Margot and the Nuclear So and So’s: Not Animal

Margot and the Nuclear So and So's
Not Animal
Sony BMG Music Entertainment
2008-10-07

Margot and the Nuclear So and So’s latest release came out of something of a disagreement with their record label, which, it seems, is getting at least as much press as the music itself. Here’s the short version of events. After making the leap to a major label, the band presented its desired track listing for the new album. Executives at Epic wanted something a bit more commercial. The compromise, if it can be called that, is that the band’s vision, Animal!, is now available only on vinyl and as a digital release, while the record company version Not Animal is available in CD and digital formats.

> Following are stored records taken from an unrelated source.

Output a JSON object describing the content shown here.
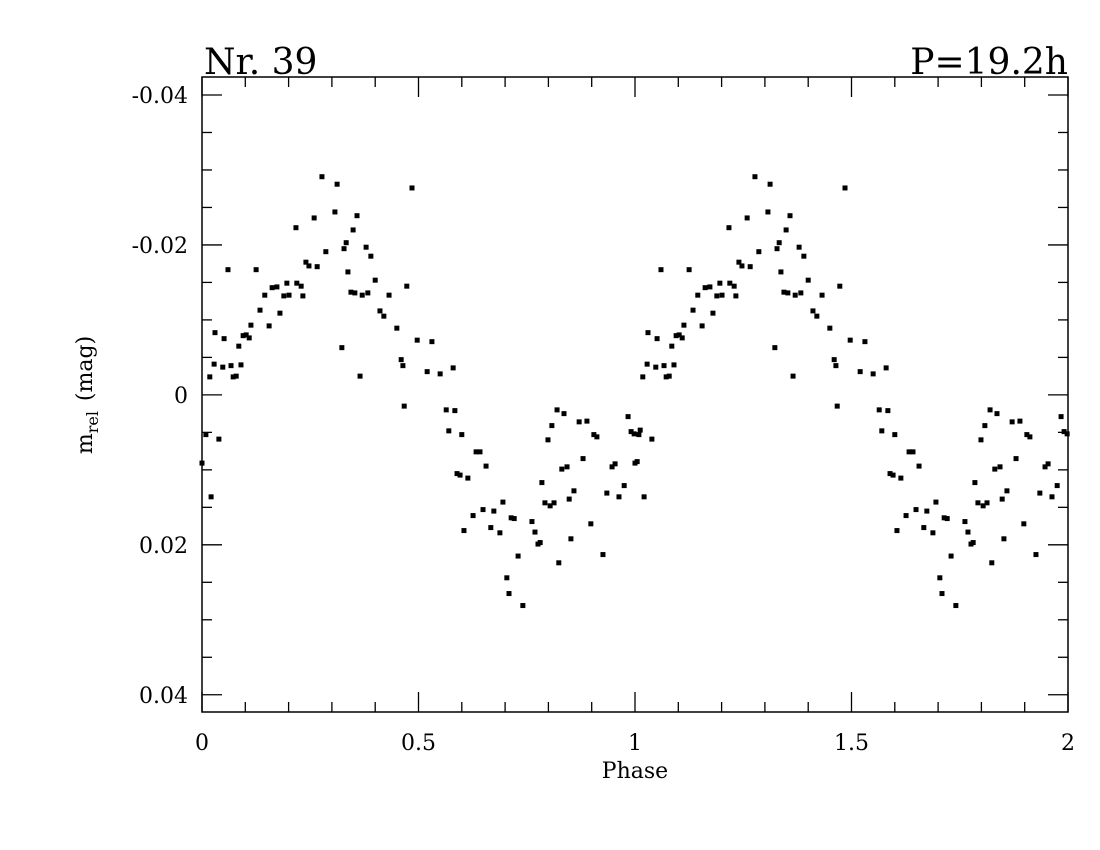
{
  "chart_data": {
    "type": "scatter",
    "title_left": "Nr. 39",
    "title_right": "P=19.2h",
    "xlabel": "Phase",
    "ylabel_main": "m",
    "ylabel_sub": "rel",
    "ylabel_unit": "(mag)",
    "xlim": [
      0,
      2
    ],
    "xticks": [
      0,
      0.5,
      1,
      1.5,
      2
    ],
    "xminorticks": [
      0.1,
      0.2,
      0.3,
      0.4,
      0.6,
      0.7,
      0.8,
      0.9,
      1.1,
      1.2,
      1.3,
      1.4,
      1.6,
      1.7,
      1.8,
      1.9
    ],
    "ylim": [
      -0.0424,
      0.0423
    ],
    "y_inverted": true,
    "yticks": [
      -0.04,
      -0.02,
      0,
      0.02,
      0.04
    ],
    "yminorticks": [
      -0.035,
      -0.03,
      -0.025,
      -0.015,
      -0.01,
      -0.005,
      0.005,
      0.01,
      0.015,
      0.025,
      0.03,
      0.035
    ],
    "grid": false,
    "color": "#000000",
    "x": [
      0.0,
      0.009,
      0.018,
      0.021,
      0.028,
      0.03,
      0.039,
      0.048,
      0.051,
      0.06,
      0.067,
      0.072,
      0.079,
      0.085,
      0.09,
      0.095,
      0.102,
      0.109,
      0.113,
      0.125,
      0.134,
      0.145,
      0.155,
      0.162,
      0.173,
      0.18,
      0.189,
      0.196,
      0.201,
      0.217,
      0.219,
      0.229,
      0.233,
      0.24,
      0.247,
      0.259,
      0.266,
      0.277,
      0.286,
      0.307,
      0.312,
      0.323,
      0.328,
      0.333,
      0.337,
      0.344,
      0.349,
      0.353,
      0.358,
      0.365,
      0.37,
      0.379,
      0.383,
      0.39,
      0.4,
      0.411,
      0.42,
      0.432,
      0.45,
      0.46,
      0.464,
      0.467,
      0.473,
      0.485,
      0.497,
      0.52,
      0.531,
      0.55,
      0.564,
      0.57,
      0.58,
      0.584,
      0.589,
      0.596,
      0.6,
      0.605,
      0.614,
      0.626,
      0.633,
      0.642,
      0.649,
      0.656,
      0.667,
      0.674,
      0.688,
      0.695,
      0.704,
      0.709,
      0.714,
      0.721,
      0.73,
      0.741,
      0.762,
      0.769,
      0.776,
      0.781,
      0.785,
      0.792,
      0.799,
      0.804,
      0.808,
      0.813,
      0.82,
      0.824,
      0.831,
      0.836,
      0.843,
      0.848,
      0.852,
      0.859,
      0.871,
      0.88,
      0.889,
      0.898,
      0.905,
      0.912,
      0.926,
      0.935,
      0.947,
      0.954,
      0.963,
      0.975,
      0.984,
      0.991,
      0.998,
      1.005,
      1.012,
      1.0,
      1.009,
      1.018,
      1.021,
      1.028,
      1.03,
      1.039,
      1.048,
      1.051,
      1.06,
      1.067,
      1.072,
      1.079,
      1.085,
      1.09,
      1.095,
      1.102,
      1.109,
      1.113,
      1.125,
      1.134,
      1.145,
      1.155,
      1.162,
      1.173,
      1.18,
      1.189,
      1.196,
      1.201,
      1.217,
      1.219,
      1.229,
      1.233,
      1.24,
      1.247,
      1.259,
      1.266,
      1.277,
      1.286,
      1.307,
      1.312,
      1.323,
      1.328,
      1.333,
      1.337,
      1.344,
      1.349,
      1.353,
      1.358,
      1.365,
      1.37,
      1.379,
      1.383,
      1.39,
      1.4,
      1.411,
      1.42,
      1.432,
      1.45,
      1.46,
      1.464,
      1.467,
      1.473,
      1.485,
      1.497,
      1.52,
      1.531,
      1.55,
      1.564,
      1.57,
      1.58,
      1.584,
      1.589,
      1.596,
      1.6,
      1.605,
      1.614,
      1.626,
      1.633,
      1.642,
      1.649,
      1.656,
      1.667,
      1.674,
      1.688,
      1.695,
      1.704,
      1.709,
      1.714,
      1.721,
      1.73,
      1.741,
      1.762,
      1.769,
      1.776,
      1.781,
      1.785,
      1.792,
      1.799,
      1.804,
      1.808,
      1.813,
      1.82,
      1.824,
      1.831,
      1.836,
      1.843,
      1.848,
      1.852,
      1.859,
      1.871,
      1.88,
      1.889,
      1.898,
      1.905,
      1.912,
      1.926,
      1.935,
      1.947,
      1.954,
      1.963,
      1.975,
      1.984,
      1.991,
      1.998
    ],
    "values": [
      0.0091,
      0.0053,
      -0.0024,
      0.0136,
      -0.0041,
      -0.0083,
      0.0059,
      -0.0037,
      -0.0075,
      -0.0167,
      -0.0039,
      -0.0024,
      -0.0025,
      -0.0065,
      -0.004,
      -0.0079,
      -0.008,
      -0.0076,
      -0.0093,
      -0.0167,
      -0.0113,
      -0.0133,
      -0.0092,
      -0.0143,
      -0.0144,
      -0.0109,
      -0.0132,
      -0.0149,
      -0.0133,
      -0.0223,
      -0.0149,
      -0.0145,
      -0.0132,
      -0.0177,
      -0.0172,
      -0.0236,
      -0.0171,
      -0.0291,
      -0.0191,
      -0.0244,
      -0.0281,
      -0.0063,
      -0.0195,
      -0.0203,
      -0.0164,
      -0.0137,
      -0.022,
      -0.0136,
      -0.0239,
      -0.0025,
      -0.0133,
      -0.0197,
      -0.0136,
      -0.0185,
      -0.0153,
      -0.0112,
      -0.0105,
      -0.0133,
      -0.0089,
      -0.0047,
      -0.0039,
      0.0015,
      -0.0145,
      -0.0276,
      -0.0073,
      -0.0031,
      -0.0071,
      -0.0028,
      0.002,
      0.0048,
      -0.0036,
      0.0021,
      0.0105,
      0.0107,
      0.0053,
      0.0181,
      0.0111,
      0.0161,
      0.0076,
      0.0076,
      0.0153,
      0.0095,
      0.0177,
      0.0155,
      0.0184,
      0.0143,
      0.0244,
      0.0265,
      0.0164,
      0.0165,
      0.0215,
      0.0281,
      0.0169,
      0.0183,
      0.0199,
      0.0197,
      0.0117,
      0.0144,
      0.006,
      0.0148,
      0.0041,
      0.0144,
      0.002,
      0.0224,
      0.0099,
      0.0025,
      0.0096,
      0.0139,
      0.0192,
      0.0128,
      0.0036,
      0.0085,
      0.0035,
      0.0172,
      0.0053,
      0.0056,
      0.0213,
      0.0131,
      0.0096,
      0.0092,
      0.0136,
      0.0121,
      0.0029,
      0.0049,
      0.0052,
      0.0089,
      0.0047,
      0.0091,
      0.0053,
      -0.0024,
      0.0136,
      -0.0041,
      -0.0083,
      0.0059,
      -0.0037,
      -0.0075,
      -0.0167,
      -0.0039,
      -0.0024,
      -0.0025,
      -0.0065,
      -0.004,
      -0.0079,
      -0.008,
      -0.0076,
      -0.0093,
      -0.0167,
      -0.0113,
      -0.0133,
      -0.0092,
      -0.0143,
      -0.0144,
      -0.0109,
      -0.0132,
      -0.0149,
      -0.0133,
      -0.0223,
      -0.0149,
      -0.0145,
      -0.0132,
      -0.0177,
      -0.0172,
      -0.0236,
      -0.0171,
      -0.0291,
      -0.0191,
      -0.0244,
      -0.0281,
      -0.0063,
      -0.0195,
      -0.0203,
      -0.0164,
      -0.0137,
      -0.022,
      -0.0136,
      -0.0239,
      -0.0025,
      -0.0133,
      -0.0197,
      -0.0136,
      -0.0185,
      -0.0153,
      -0.0112,
      -0.0105,
      -0.0133,
      -0.0089,
      -0.0047,
      -0.0039,
      0.0015,
      -0.0145,
      -0.0276,
      -0.0073,
      -0.0031,
      -0.0071,
      -0.0028,
      0.002,
      0.0048,
      -0.0036,
      0.0021,
      0.0105,
      0.0107,
      0.0053,
      0.0181,
      0.0111,
      0.0161,
      0.0076,
      0.0076,
      0.0153,
      0.0095,
      0.0177,
      0.0155,
      0.0184,
      0.0143,
      0.0244,
      0.0265,
      0.0164,
      0.0165,
      0.0215,
      0.0281,
      0.0169,
      0.0183,
      0.0199,
      0.0197,
      0.0117,
      0.0144,
      0.006,
      0.0148,
      0.0041,
      0.0144,
      0.002,
      0.0224,
      0.0099,
      0.0025,
      0.0096,
      0.0139,
      0.0192,
      0.0128,
      0.0036,
      0.0085,
      0.0035,
      0.0172,
      0.0053,
      0.0056,
      0.0213,
      0.0131,
      0.0096,
      0.0092,
      0.0136,
      0.0121,
      0.0029,
      0.0049,
      0.0052
    ]
  }
}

Not Animal opens with “A Children’s Crusade on Acid,” a slightly warped and mournful anti-social commentary flowing over far-away feedback, a dirge for “such uncertain times.” This song sets a sullen tone for the entire disc, on which Richard Edwards outdoes his peers in the realm of dramatic lyrics. He certainly has a mind for the melancholy, whether it’s the disturbing “Evelyn, your spine cracks like a wineglass” and “I want to gouge out your eyes / Splinter your spine” of “The Shivers (I’ve Got ‘Em),” or the more poetically lovelorn phrases of “Broadripple Is Burning”:

And I’m wasted

You can taste it

Don’t look at me that way

‘Cause I’ll be hanging from a rope

I’ll be hanging from a rope

And if my woman was a fire

She’d burn out before I wake

And be replaced by pints of whiskey

Cigarettes and outer space

Not Animal is not all black bile lyrics, lone lonely-boy voice and understated instrumentation. “As Tall as Cliffs” features loose, ramshackle elements of percussion beneath a harmonica, buoyant acoustic strumming, and the lovely harmonies of Emily Watkins. Andy Fry’s guitar winds around Edwards’ voice as he sings of telling tall tales and taking to the streets while working the whole band into an intensity that might even be called joyous. In fact, the second half of this collection holds the bulk of the better material. “Real Naked Girls” is a lovely ballad swelling with strings and sprinkled with the sound of toy keyboards. “Pages Written on a Wall,” with its cinematic guitar riffs and suspenseful, high-tension horns is by far the most arresting song here, while album closer “Hip Hip Hooray” is a thoroughly gorgeous, charming piece of chamber pop with a Brian Wilson-esque bit of layered vocal lushness at its center.

Not Animal isn’t exactly what Margot and the Nuclear So and So’s would want it to be. It’s probably not quite what many fans would like, either. It might be considered a terminal node on the branch between The Dust of Retreat and the band’s next creation, especially when sitting side-by-side with the version preferred by its creators. But it is an interesting record—in every sense of the word—in the musical evolution of the group.